Experimental and theoretical bifurcation study of a nonlinear standing-wave thermoacoustic system

In this work, both theoretical and experimental bifurcation studies of nonlinear standing-wave thermoacoustic systems are performed. To characterize the unsteady heat release, two different models are proposed to approximate experimental measurements of the response of a premixed flame to acoustic waves. Model A is formulated with 3rd order polynomial equation, while model B is 5th order one. The expansion method of Galerkin series is applied to decouple the unsteady acoustic field in the spatial and time domains. Multiple scales method is proposed to extract the essential dynamic behaviors from the governing ordinary differential equations. The process of the thermoacoustic system's transition to instability is evaluated by continuation methods.

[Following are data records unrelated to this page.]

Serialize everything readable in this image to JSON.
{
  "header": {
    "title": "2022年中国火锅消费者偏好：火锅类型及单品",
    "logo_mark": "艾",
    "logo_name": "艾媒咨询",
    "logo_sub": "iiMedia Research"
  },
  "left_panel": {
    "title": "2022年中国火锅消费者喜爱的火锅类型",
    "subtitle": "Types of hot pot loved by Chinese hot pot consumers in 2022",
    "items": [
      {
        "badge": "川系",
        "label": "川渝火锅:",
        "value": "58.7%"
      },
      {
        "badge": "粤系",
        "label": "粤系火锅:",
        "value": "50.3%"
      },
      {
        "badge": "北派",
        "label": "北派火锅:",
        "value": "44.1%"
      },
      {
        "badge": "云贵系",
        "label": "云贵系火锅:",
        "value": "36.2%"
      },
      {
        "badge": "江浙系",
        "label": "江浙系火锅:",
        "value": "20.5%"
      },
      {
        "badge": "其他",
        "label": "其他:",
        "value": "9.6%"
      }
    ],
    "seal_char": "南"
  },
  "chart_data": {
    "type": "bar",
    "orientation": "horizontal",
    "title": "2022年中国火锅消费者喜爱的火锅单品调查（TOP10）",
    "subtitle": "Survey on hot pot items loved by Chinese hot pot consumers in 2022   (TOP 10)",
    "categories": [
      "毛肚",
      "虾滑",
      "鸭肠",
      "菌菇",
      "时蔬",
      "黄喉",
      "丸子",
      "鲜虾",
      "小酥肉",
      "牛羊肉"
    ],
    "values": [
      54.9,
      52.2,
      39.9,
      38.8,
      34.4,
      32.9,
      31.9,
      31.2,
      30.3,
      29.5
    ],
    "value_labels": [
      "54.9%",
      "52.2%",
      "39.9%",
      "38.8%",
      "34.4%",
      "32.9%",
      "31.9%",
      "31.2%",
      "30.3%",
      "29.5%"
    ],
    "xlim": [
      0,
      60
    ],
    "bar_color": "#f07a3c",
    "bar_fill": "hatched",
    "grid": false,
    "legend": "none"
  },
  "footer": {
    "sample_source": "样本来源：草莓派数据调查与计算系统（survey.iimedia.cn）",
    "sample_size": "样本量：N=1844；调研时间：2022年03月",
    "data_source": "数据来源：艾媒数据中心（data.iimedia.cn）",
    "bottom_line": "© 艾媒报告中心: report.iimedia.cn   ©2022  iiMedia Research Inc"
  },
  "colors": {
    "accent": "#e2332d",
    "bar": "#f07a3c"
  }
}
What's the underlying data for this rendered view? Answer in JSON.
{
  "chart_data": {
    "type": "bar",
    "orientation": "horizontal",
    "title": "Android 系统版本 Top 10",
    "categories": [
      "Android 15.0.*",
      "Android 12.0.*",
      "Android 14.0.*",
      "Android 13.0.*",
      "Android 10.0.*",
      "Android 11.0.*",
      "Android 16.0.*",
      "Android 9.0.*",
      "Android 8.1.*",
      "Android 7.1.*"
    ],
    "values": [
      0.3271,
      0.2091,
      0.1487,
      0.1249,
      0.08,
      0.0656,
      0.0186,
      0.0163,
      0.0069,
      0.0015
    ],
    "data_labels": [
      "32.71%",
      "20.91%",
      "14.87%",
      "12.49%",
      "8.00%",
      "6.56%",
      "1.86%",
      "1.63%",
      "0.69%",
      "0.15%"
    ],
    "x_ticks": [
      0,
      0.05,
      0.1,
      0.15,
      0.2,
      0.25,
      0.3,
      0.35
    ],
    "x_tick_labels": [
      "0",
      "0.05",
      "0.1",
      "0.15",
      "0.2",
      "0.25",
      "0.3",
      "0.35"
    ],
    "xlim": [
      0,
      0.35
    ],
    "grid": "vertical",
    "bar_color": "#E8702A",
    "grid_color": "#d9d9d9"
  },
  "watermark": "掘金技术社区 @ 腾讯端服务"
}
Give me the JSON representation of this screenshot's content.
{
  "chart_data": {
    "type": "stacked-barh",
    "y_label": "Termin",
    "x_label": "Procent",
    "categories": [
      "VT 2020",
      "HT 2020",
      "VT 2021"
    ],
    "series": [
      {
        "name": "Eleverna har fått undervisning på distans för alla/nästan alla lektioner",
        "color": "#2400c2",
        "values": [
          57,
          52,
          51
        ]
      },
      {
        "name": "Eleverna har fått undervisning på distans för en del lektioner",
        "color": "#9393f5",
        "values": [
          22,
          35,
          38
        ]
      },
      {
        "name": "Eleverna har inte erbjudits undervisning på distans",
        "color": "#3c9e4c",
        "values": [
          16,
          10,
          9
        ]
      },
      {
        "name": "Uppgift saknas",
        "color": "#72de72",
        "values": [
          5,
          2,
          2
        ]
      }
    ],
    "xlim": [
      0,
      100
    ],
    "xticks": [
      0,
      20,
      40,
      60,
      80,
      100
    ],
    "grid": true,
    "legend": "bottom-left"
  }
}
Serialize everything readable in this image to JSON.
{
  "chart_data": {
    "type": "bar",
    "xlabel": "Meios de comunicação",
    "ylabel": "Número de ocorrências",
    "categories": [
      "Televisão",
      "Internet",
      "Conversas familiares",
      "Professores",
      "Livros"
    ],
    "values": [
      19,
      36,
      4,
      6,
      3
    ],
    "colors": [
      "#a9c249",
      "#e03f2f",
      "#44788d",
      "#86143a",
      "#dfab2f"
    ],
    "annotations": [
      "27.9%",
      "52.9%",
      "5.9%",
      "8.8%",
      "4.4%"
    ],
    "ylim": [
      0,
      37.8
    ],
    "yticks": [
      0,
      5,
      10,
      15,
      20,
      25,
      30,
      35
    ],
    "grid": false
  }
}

Model A is shown to be associated with a supercritical Hopf bifurcation. However, subcritical Hopf bifurcation occurs in the higher-order modelled nonlinear thermoacoustic system, i.e. model B. Furthermore, hysteresis and bistable zones are observed. In addition, the effects of 1) the heating power K, 2) the axial location of the heat source x_f/L and 3) the overall acoustic damping/loss ξ on supercritical and subcritical bifurcations are studied one at a time. To validate our theoretical findings on supercritical and subcritical bifurcation, experimental investigation on a standing-wave Rijke tube with a premixed flame confined is conducted. It is observed that varying the flame axial location x_f/L can destabilize the thermoacoustic system via either subcritical or supercritical bifurcation on two different operation conditions. In addition, the measured bifurcation behaviors show a good qualitative agreement with the theoretical findings.